Having pulled eight recent concerts after an allergic reaction to antibiotics put her in hospital, Miley Cyrus was back to full twerk power at her first London arena show since 2009. The singer behind Can’t be Tamed grabbed her crotch, waggled her arse to infinity and wore outfits that could only have been more revealing if they incorporated X-rays and diary entries. She groped a dwarf, fondled a giantess and, to all intents and purposes, had sex with a car.
This former Disney star used more F-words than pages 62-74 of the dictionary and surrounded herself with puppets, eye-popping cartoons and a collossal, glowing-eyed dog like a kids’ show gone very bad indeed. Between songs she ranted and rambled with barely a pause for breath, advocating the importance of “being yourself” and, less appealingly for the parents in the audience, going on at considerable length about the health benefits of smoking marijuana.

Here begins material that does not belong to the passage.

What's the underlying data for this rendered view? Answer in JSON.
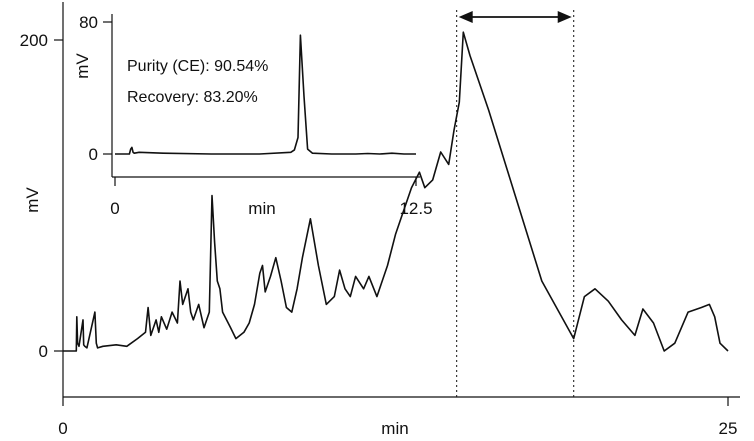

“You know weed never killed anyone, right?” she said, before a cover of Why’d You Only Call Me When You’re High? By Arctic Monkeys. In an attempt to explain her absence from the stage last month, she criticised the doctor who gave her antibiotics which caused a reaction after an infection, but reserved praise for alternative vitamin supplements and “this lavender shit”.
Her energy was certainly back at peak level. Since whizzing up pop’s pecking order when she ground herself against Robin Thicke at the VMA Awards last autumn, Cyrus has been criticised for playing to male sexual fantasies, most notably in an open letter from Sinead O’Connor. Yet the character the 21-year-old portrayed on stage here did anything but. She was a grotesque, sliding down a giant tongue extending from her own elongated face to arrive on stage, spitting water on her fans and their two-little-bread-rolls hair tributes. She revelled in the gross, crass America of hardcore porn and eating contests as she sailed over our heads astride a giant hotdog.
She was an impressive singer on the rare occasions when her voice was allowed to rise above the gaudy distractions. Acoustic covers of Bob Dylan and her godmother, Dolly Parton, gave a glimpse of the sweet Nashville girl behind the monster. Wrecking Ball benefited from its minimal presentation, alone and powerful.
Other songs such as Love Money Party and FU were slogans in search of a tune. Playing barely anything beyond her Bangerz album, this bad girl needs more winnerz for the inevitable moment when her shock value fades.